Analysis: The Tribunal examined the impugned demand raised under the proviso to Section 73(1) of the Finance Act, 1994 read with Section 74(1) of the CGST Act, 2017 and related provisions, in light of the decision of the Hon'ble Gujarat High Court in SAL Steel Ltd. which struck down Notification Nos.15/2017-S.T. and 16/2017-S.T. (and associated Service Tax Rules amendments and Explanation-V to Notification No.30/2012-S.T.) as ultra vires applicable provisions of the Finance Act, 1994. The Tribunal considered subsequent decisions including CESTAT and Supreme Court authorities addressing place of provision, destination-based taxation, extra-territorial legislative competence and the applicability of reverse charge where the service provider and recipient are outside taxable territory but the service has impact in India. The Tribunal also noted recent tribunal decisions following SAL Steel and related precedents rejecting levy of service tax on ocean freight where the importer is neither service provider nor service recipient and where the notifications/rules were struck down.

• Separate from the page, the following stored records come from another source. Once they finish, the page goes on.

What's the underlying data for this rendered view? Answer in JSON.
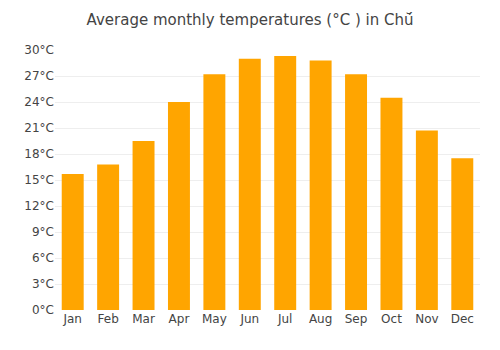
{
  "chart_data": {
    "type": "bar",
    "title": "Average monthly temperatures (°C ) in Chŭ́",
    "categories": [
      "Jan",
      "Feb",
      "Mar",
      "Apr",
      "May",
      "Jun",
      "Jul",
      "Aug",
      "Sep",
      "Oct",
      "Nov",
      "Dec"
    ],
    "values": [
      15.7,
      16.8,
      19.5,
      24.0,
      27.2,
      29.0,
      29.3,
      28.8,
      27.2,
      24.5,
      20.7,
      17.5
    ],
    "color": "#FFA500",
    "ylim": [
      0,
      30
    ],
    "yticks": [
      {
        "value": 0,
        "label": "0°C"
      },
      {
        "value": 3,
        "label": "3°C"
      },
      {
        "value": 6,
        "label": "6°C"
      },
      {
        "value": 9,
        "label": "9°C"
      },
      {
        "value": 12,
        "label": "12°C"
      },
      {
        "value": 15,
        "label": "15°C"
      },
      {
        "value": 18,
        "label": "18°C"
      },
      {
        "value": 21,
        "label": "21°C"
      },
      {
        "value": 24,
        "label": "24°C"
      },
      {
        "value": 27,
        "label": "27°C"
      },
      {
        "value": 30,
        "label": "30°C"
      }
    ],
    "grid": true
  }
}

Conclusion: The departmental appeal is dismissed and the order of the Commissioner (Appeal) setting aside the demand is upheld; the Department cannot sustain the service tax demand on ocean freight under the impugned notifications and reverse charge mechanism as applied in this case.
Ratio Decidendi: Where notifications and rule amendments purporting to levy service tax on ocean freight in CIF contracts are struck down as ultra vires the Finance Act, the levy under reverse charge cannot be sustained against the importer who is neither service provider nor service recipient; consequently no service tax is leviable on such ocean freight under the impugned instruments.